Der Motor ist ein flüssigkeitsgekühlter Reihenzweizylinder (DOHC) mit einem Hubraum von 321 cc und einem Bohrung/Hub-Verhältnis von 68 x 44,1 mm. Die Maximalleistung beträgt 42 PS bei 10,750 U/min. und das maximale Drehmoment von 29,6 Nm steht bei 9,000 U/min. an. Bei ca. 13,500 Touren ist dann Schluss mit der Drehorgie. Auf der Autobahn über spanisches Hügelland erreichte ich mit der R3 laut Tacho 196 km/h Spitze. Denkt man sich eine Gerade bei etwas Rückenwind, sollte man die 200 km/h Mauer durchbrechen können. Respektabel, sehr respektabel.

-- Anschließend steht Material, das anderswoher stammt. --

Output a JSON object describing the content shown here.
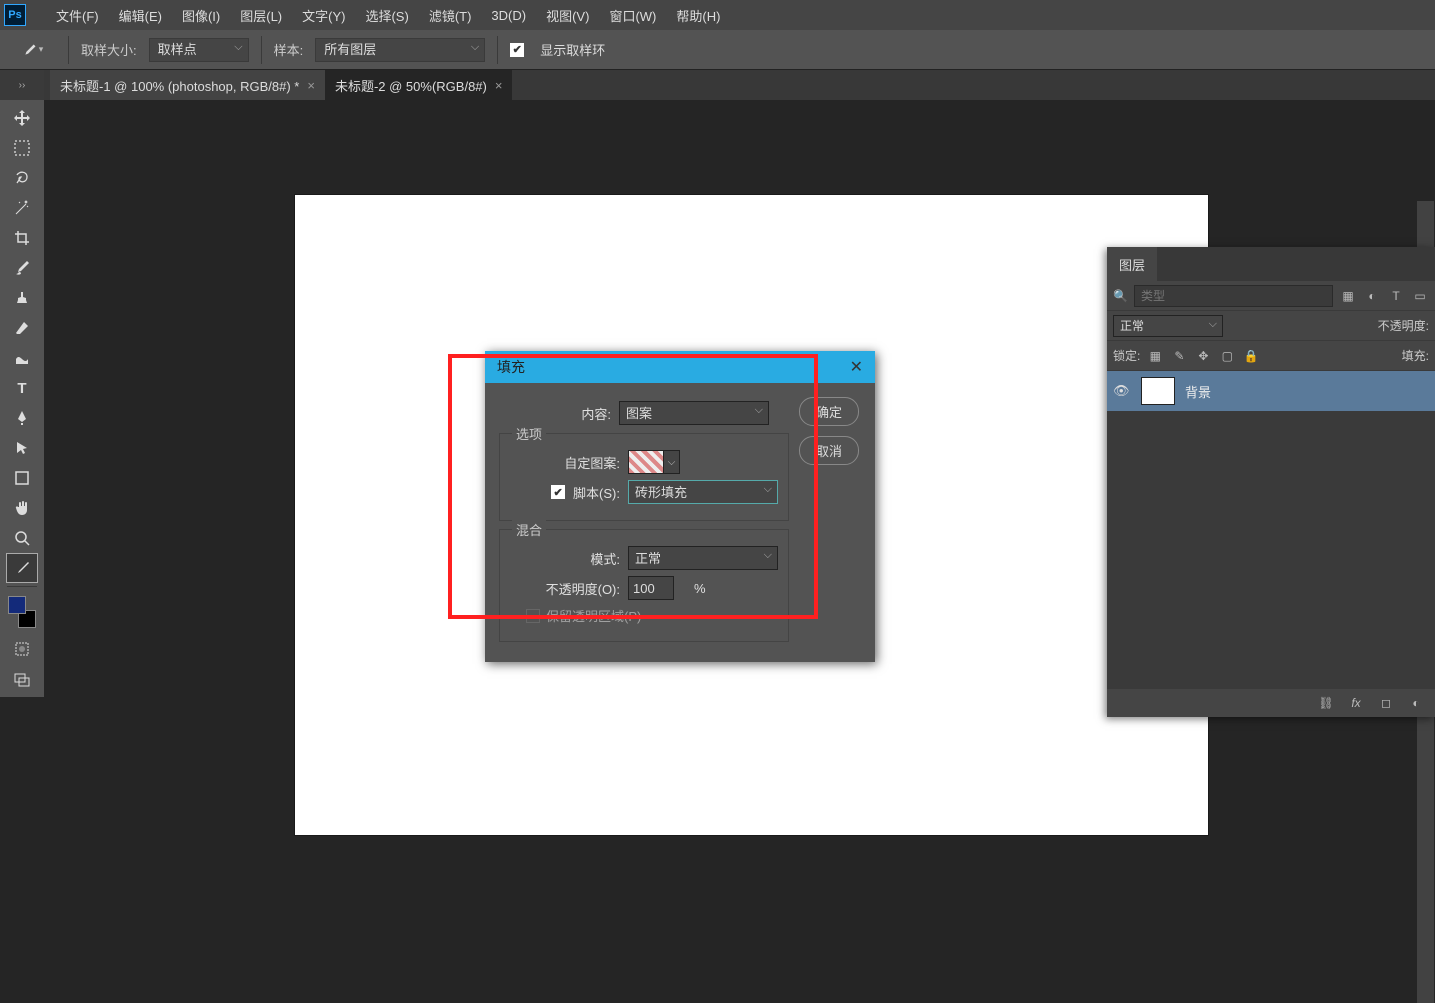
{
  "menu": {
    "items": [
      "文件(F)",
      "编辑(E)",
      "图像(I)",
      "图层(L)",
      "文字(Y)",
      "选择(S)",
      "滤镜(T)",
      "3D(D)",
      "视图(V)",
      "窗口(W)",
      "帮助(H)"
    ]
  },
  "optionsbar": {
    "sample_size_label": "取样大小:",
    "sample_size_value": "取样点",
    "sample_label": "样本:",
    "sample_value": "所有图层",
    "show_ring_label": "显示取样环"
  },
  "tabs": [
    {
      "title": "未标题-1 @ 100% (photoshop, RGB/8#) *",
      "active": false
    },
    {
      "title": "未标题-2 @ 50%(RGB/8#)",
      "active": true
    }
  ],
  "dialog": {
    "title": "填充",
    "ok": "确定",
    "cancel": "取消",
    "content_label": "内容:",
    "content_value": "图案",
    "options_legend": "选项",
    "custom_pattern_label": "自定图案:",
    "script_label": "脚本(S):",
    "script_value": "砖形填充",
    "blend_legend": "混合",
    "mode_label": "模式:",
    "mode_value": "正常",
    "opacity_label": "不透明度(O):",
    "opacity_value": "100",
    "opacity_unit": "%",
    "preserve_label": "保留透明区域(P)"
  },
  "layers_panel": {
    "tab": "图层",
    "filter_placeholder": "类型",
    "blend_mode": "正常",
    "opacity_label": "不透明度:",
    "lock_label": "锁定:",
    "fill_label": "填充:",
    "layer_name": "背景"
  }
}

Optisch hat die R3 einige Elemente von ihren Schwestern übernommen, die Front wurde aber neu und eigenständig gestaltet und erinnert trotzdem an das eine oder andere Modell bekannter Marken. Die Farbgebung des von uns getesteten Modells ist typisch für Yamaha, daneben ist noch eine zweite Farboption verfügbar.

Federleicht und superschlank.

Sie sieht zwar auch in der Stadt scharf und sportlich aus, kann aber völlig entspannt gefahren werden. Vibrationen sind im unteren Drehzahlbereich praktisch nicht vorhanden und die Lautstärke hält sich ebenfalls sehr in Grenzen. Beruhigendes Surren begleiten den ruhigen, geschmeidigen Fluss durch die Asphaltvenen des urbanen Körpers.

Mit einer Breite von nur 720 mm und einem Gewicht von 169 kg vollgetankt kann die R3 spielerisch am stockenden Verkehrskreislauf vorbei manövriert werden. Auch wenn ich mich für die Fotos extra zusammengekauert habe - im Normalfall würde man bequem und total relaxed sitzen. Ausreichend bequem ist der flache Sitz, der viel Bewegungsfreiheit garantiert.

Überzeugt im Stadtverkehr und Rennstreckenbetrieb.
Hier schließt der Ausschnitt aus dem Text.